Recensione di Didone, per esempio di Mariangela Galatea Vaglio, Roma : Ultra, 2014
Va bene che l’Antichità classica sia considerata noiosa, e che debba essere rivista in chiave più sbarazzina. Va bene che le storie di un tempo siano belle quanto (anzi, sono madri) di quelle di oggi, e possano essere rese con una vivacità che ci è più consona. Va bene, ancora, prendersi una piccola rivincita morale sui prof del liceo che tanto ci hanno fatto odiare quelle opere.
Ma se da un lato Mariangela Vaglio riesce bene a togliere molta della polvere accumulata su quelle lontane figure, eccede, e di molto, nell’uso di un registro linguistico “giovane”. Sta bene un po’ di brio, ma i “c****” e i “vaf*******” sparsi con abbondanza nelle pagine di Didone, per esempio non vanno proprio. Non per un vago perbenismo, ma semplicemente perché sono stucchevoli, rubano inutilmente la scena ai personaggi che si sta cercando di recuperare, e alla fine riducono di molto il risultato finale.

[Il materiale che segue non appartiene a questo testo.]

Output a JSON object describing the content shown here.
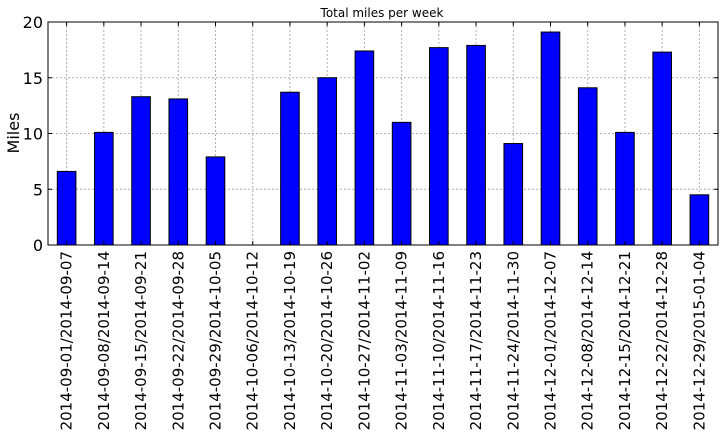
{
  "chart_data": {
    "type": "bar",
    "title": "Total miles per week",
    "xlabel": "",
    "ylabel": "Miles",
    "ylim": [
      0,
      20
    ],
    "yticks": [
      0,
      5,
      10,
      15,
      20
    ],
    "grid": true,
    "categories": [
      "2014-09-01/2014-09-07",
      "2014-09-08/2014-09-14",
      "2014-09-15/2014-09-21",
      "2014-09-22/2014-09-28",
      "2014-09-29/2014-10-05",
      "2014-10-06/2014-10-12",
      "2014-10-13/2014-10-19",
      "2014-10-20/2014-10-26",
      "2014-10-27/2014-11-02",
      "2014-11-03/2014-11-09",
      "2014-11-10/2014-11-16",
      "2014-11-17/2014-11-23",
      "2014-11-24/2014-11-30",
      "2014-12-01/2014-12-07",
      "2014-12-08/2014-12-14",
      "2014-12-15/2014-12-21",
      "2014-12-22/2014-12-28",
      "2014-12-29/2015-01-04"
    ],
    "values": [
      6.6,
      10.1,
      13.3,
      13.1,
      7.9,
      0,
      13.7,
      15.0,
      17.4,
      11.0,
      17.7,
      17.9,
      9.1,
      19.1,
      14.1,
      10.1,
      17.3,
      4.5
    ],
    "bar_color": "#0000ff",
    "edge_color": "#000000",
    "grid_color": "#b0b0b0"
  }
}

Poi, non avessimo esempi a conferma del contrario: Luciano De Crescenzo ha già mostrato come simili operazioni possano essere compiute con rigore, allegria e leggerezza senza attingere al turpiloquio. Come dicono i Francesi, “le cul, ça marche toujours”, ossia una parolaccia, una chiappa o un rutto funzionano sempre per far divertire, ma forse in questo caso non era necessario.